È moderna anche perché affronta senza moralismi e pudori la questione della sessualità e della sua importanza per la vita e la salute. Riconosce l’esistenza del desiderio femminile e l’importanza di soddisfarlo. Per esempio, scrive, “ci sono donne cui non sono consentiti rapporti sessuali, vuoi perché hanno fatto voto di castità, vuoi perché sono legate dalla condizione religiosa, vuoi perché sono rimaste vedove”. A queste donne, che desiderano i rapporti sessuali ma non possono praticarli, e sono soggette per questo “a gravi infermità”, consiglia impacchi a base di sostanze “calmanti”. Propone anche rimedi per le “donne che non vogliono concepire”, magari perché terrorizzate dopo aver rischiato di morire in un parto precedente o perché, non lo dice espressamente ma si può forse intuire tra le righe, semplicemente non vogliono altri figli.
Il testo dedicato alla cosmetica, De ornatu mulierum, anche questo probabilmente non scritto direttamente da Trotula ma da lei ispirato, si occupa di bellezza, dispensando consigli e ricette. Anche in questo caso, la cura del corpo, la prevenzione e l’igiene sono alla base sia della salute che dell’aspetto gradevole.

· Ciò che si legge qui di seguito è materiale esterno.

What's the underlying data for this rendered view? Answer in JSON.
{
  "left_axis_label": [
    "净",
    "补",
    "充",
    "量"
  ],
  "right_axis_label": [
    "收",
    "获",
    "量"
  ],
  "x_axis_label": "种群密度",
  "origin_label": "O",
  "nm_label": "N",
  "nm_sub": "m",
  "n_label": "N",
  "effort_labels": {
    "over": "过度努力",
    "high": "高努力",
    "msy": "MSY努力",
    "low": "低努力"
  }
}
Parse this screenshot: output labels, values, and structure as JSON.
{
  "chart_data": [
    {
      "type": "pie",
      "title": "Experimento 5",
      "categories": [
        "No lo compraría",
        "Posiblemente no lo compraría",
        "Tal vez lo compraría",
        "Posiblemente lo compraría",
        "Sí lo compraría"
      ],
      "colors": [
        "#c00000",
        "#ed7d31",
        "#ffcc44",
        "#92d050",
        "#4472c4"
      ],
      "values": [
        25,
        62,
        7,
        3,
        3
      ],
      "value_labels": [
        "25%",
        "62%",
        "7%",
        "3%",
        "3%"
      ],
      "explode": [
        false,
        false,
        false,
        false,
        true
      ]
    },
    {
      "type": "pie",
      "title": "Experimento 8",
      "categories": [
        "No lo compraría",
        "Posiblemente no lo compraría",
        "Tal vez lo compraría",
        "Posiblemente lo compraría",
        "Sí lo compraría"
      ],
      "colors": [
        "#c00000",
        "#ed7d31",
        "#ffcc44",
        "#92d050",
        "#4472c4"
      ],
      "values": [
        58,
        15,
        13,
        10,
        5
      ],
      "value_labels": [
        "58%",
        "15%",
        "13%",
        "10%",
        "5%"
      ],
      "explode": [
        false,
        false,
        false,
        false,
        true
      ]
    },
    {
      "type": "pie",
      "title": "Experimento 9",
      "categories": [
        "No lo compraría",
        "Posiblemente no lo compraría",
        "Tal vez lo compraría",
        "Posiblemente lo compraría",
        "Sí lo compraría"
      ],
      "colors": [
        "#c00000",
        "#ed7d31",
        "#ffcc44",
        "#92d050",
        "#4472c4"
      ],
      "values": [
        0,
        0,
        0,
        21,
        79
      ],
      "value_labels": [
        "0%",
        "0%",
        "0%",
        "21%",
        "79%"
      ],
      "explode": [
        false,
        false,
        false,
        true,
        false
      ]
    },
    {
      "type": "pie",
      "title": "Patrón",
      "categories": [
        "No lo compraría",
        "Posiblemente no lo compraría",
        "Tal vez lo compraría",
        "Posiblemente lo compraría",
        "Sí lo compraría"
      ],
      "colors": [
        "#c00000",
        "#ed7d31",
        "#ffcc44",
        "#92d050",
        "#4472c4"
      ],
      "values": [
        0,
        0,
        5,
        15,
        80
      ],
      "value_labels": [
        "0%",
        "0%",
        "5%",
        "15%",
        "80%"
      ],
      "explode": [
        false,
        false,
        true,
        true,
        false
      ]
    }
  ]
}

Sbiancare il viso, o renderlo più roseo, eliminare i rossori, eliminare i peli, depilarsi, schiarire o scurire i capelli (dopo il successo delle bionde in epoca romana, erano apprezzate anche le capigliature scure), infoltirli, trattare le scottature del sole, i brufoli, le labbra screpolate, sbiancare i denti, profumare l’alito …: non trascura niente Trotula. E se alcune soluzioni – come la pomata depilatoria a base di calce viva bollente (con relativo rimedio per trattare le possibili ustioni) – oggi ci sembrano giustappunto barbarie medievali, di certo anche in questo caso la sua filosofia da cui nascono è moderna: la cura del corpo aiuta l’avvenenza e insieme la salute.
Nel lavoro di Trotula ci furono sorprendenti elementi di modernità, come i concetti di prevenzione e di igiene.
Quasi nascosto tra i consigli di bellezza – e prima del saluto finale “qui termina Trotula, affidandosi al Signore” – c’è anche la ricetta su “come fare perché una donna che ha avuto rapporti sessuali venga ritenuta vergine: un impacco “restringente” per la vagina a base di polvere di natron, il carbonato di sodio, utilizzato anche dagli egizi per l’imbalsamazione. Sempre in tema, ma con l’intento specifico di simulare la verginità la prima notte di nozze, Trotula suggerisce l’applicazione in loco di sanguisughe. Medica attenta Trotula e – qualità apprezzabile anche oggi – molto complice delle sue pazienti.